Author | : Massachusetts. Office of the Secretary of State |
Publisher | : |
Total Pages | : 1000 |
Release | : 1898 |
Genre | : Digital images |
ISBN | : |
Author | : Boyd L. Dastrup |
Publisher | : |
Total Pages | : 398 |
Release | : 1992 |
Genre | : Artillery, Field and mountain |
ISBN | : |
Author | : Isaac J. Greenwood |
Publisher | : |
Total Pages | : |
Release | : 2019 |
Genre | : |
ISBN | : 9780243712403 |
Author | : George Washington |
Publisher | : |
Total Pages | : 636 |
Release | : 1780 |
Genre | : Government publications |
ISBN | : |
Author | : Walter E. Kretchik |
Publisher | : University Press of Kansas |
Total Pages | : 408 |
Release | : 2021-06-01 |
Genre | : History |
ISBN | : 0700632948 |
From the American Revolution to the global war on terror, U.S. Army doctrine has evolved to regulate the chaos of armed conflict by providing an intellectual basis for organizing, training, equipping, and operating the military. Walter E. Kretchik analyzes the service's keystone doctrine over three centuries to reveal that the army's leadership is more forward thinking and adaptive than has been generally believed. The first comprehensive history of Army doctrine, Kretchik's book fully explores the principles that have shaped the Army's approach to warfare. From Regulations For the Order and Discipline of the Troops of the United States in 1779 to modern-day field manuals, it reflects the fashioning of doctrine to incorporate the lessons of past wars and minimize the uncertainty and dangers of battle. Kretchik traces Army doctrine through four distinct eras: 1779-1904, when guidelines were compiled by single authors or a board of officers in tactical drill manuals; 1905-1944, when the Root Reforms fixed doctrinal responsibility with the General Staff; 1944-1962, the era of multiservice doctrine; and, beginning in 1962, coalition warfare with its emphasis on interagency cooperation. He reveals that doctrine has played a significant role in the Army's performance throughout its history-although not always to its advantage, as it has often failed to anticipate accurately the nature of the "next war" and still continues to be locked in a debate between advocates of conventional warfare and those who emphasize counterinsurgency approaches. Each chapter presents individuals who helped define and articulate Army doctrine during each period of its history-including George Washington and Baron von Steuben in the eighteenth century, Emory Upton and Arthur Wagner in the nineteenth, and Elihu Root and William DePuy in the twentieth. Each identifies the "first principles" set down in manuals covering such topics as tactics, operations, and strategy; size, organization, and distribution of forces; and the promise and challenges of technological innovation. Each also presents specific cases that analyze how effectively the Army actually applied a particular era's doctrine. Doctrine remains the basis of instruction in the Army school system, ensuring that all officers and enlisted soldiers share a common intellectual framework. This book elucidates that framework for the first time.

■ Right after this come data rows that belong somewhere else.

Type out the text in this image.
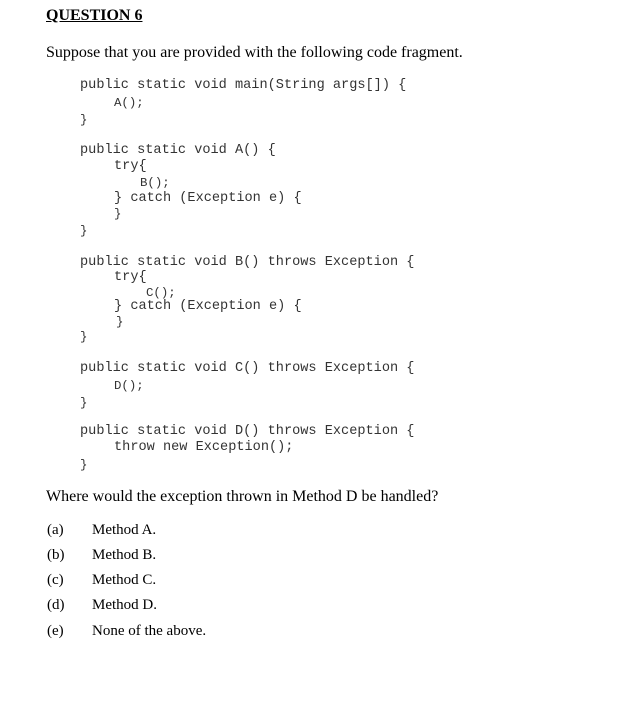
QUESTION 6

Suppose that you are provided with the following code fragment.

public static void main(String args[]) {
A();
}
public static void A() {
try{
B();
} catch (Exception e) {
}
}
public static void B() throws Exception {
try{
C();
} catch (Exception e) {
}
}
public static void C() throws Exception {
D();
}
public static void D() throws Exception {
throw new Exception();
}

Where would the exception thrown in Method D be handled?

(a) Method A.
(b) Method B.
(c) Method C.
(d) Method D.
(e) None of the above.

Author | : Gustave Lanctot |
Publisher | : Acls History E-Book Project |
Total Pages | : 356 |
Release | : 2008-11-01 |
Genre | : History |
ISBN | : 9781597404129 |
Author | : George Washington |
Publisher | : University of Virginia Press |
Total Pages | : 586 |
Release | : 1979 |
Genre | : Biography & Autobiography |
ISBN | : |
Washington was rarely isolated from the world during his eventful life. His diary for 1751-52 relates a voyage to Barbados when he was nineteen. The next two accounts concern the early phases of the French and Indian War, in which Washington commanded a Virginia regiment. By the 1760s when Washington's diaries resume, he considered himself retired from public life, but George III was on the British throne and in the American colonies the process of unrest was beginning that would ultimately place Washington in command of a revolutionary army. Even as he traveled to Philadelphia in 1787 to chair the Constitutional Convention, however, and later as president, Washington's first love remained his plantation, Mount Vernon. In his diary, he religiously recorded the changing methods of farming he employed there and the pleasures of riding and hunting. Rich in material from this private sphere, The Diaries of George Washington offer historians and anyone interested in Washington a closer view of the first president in this bicentennial year of his death.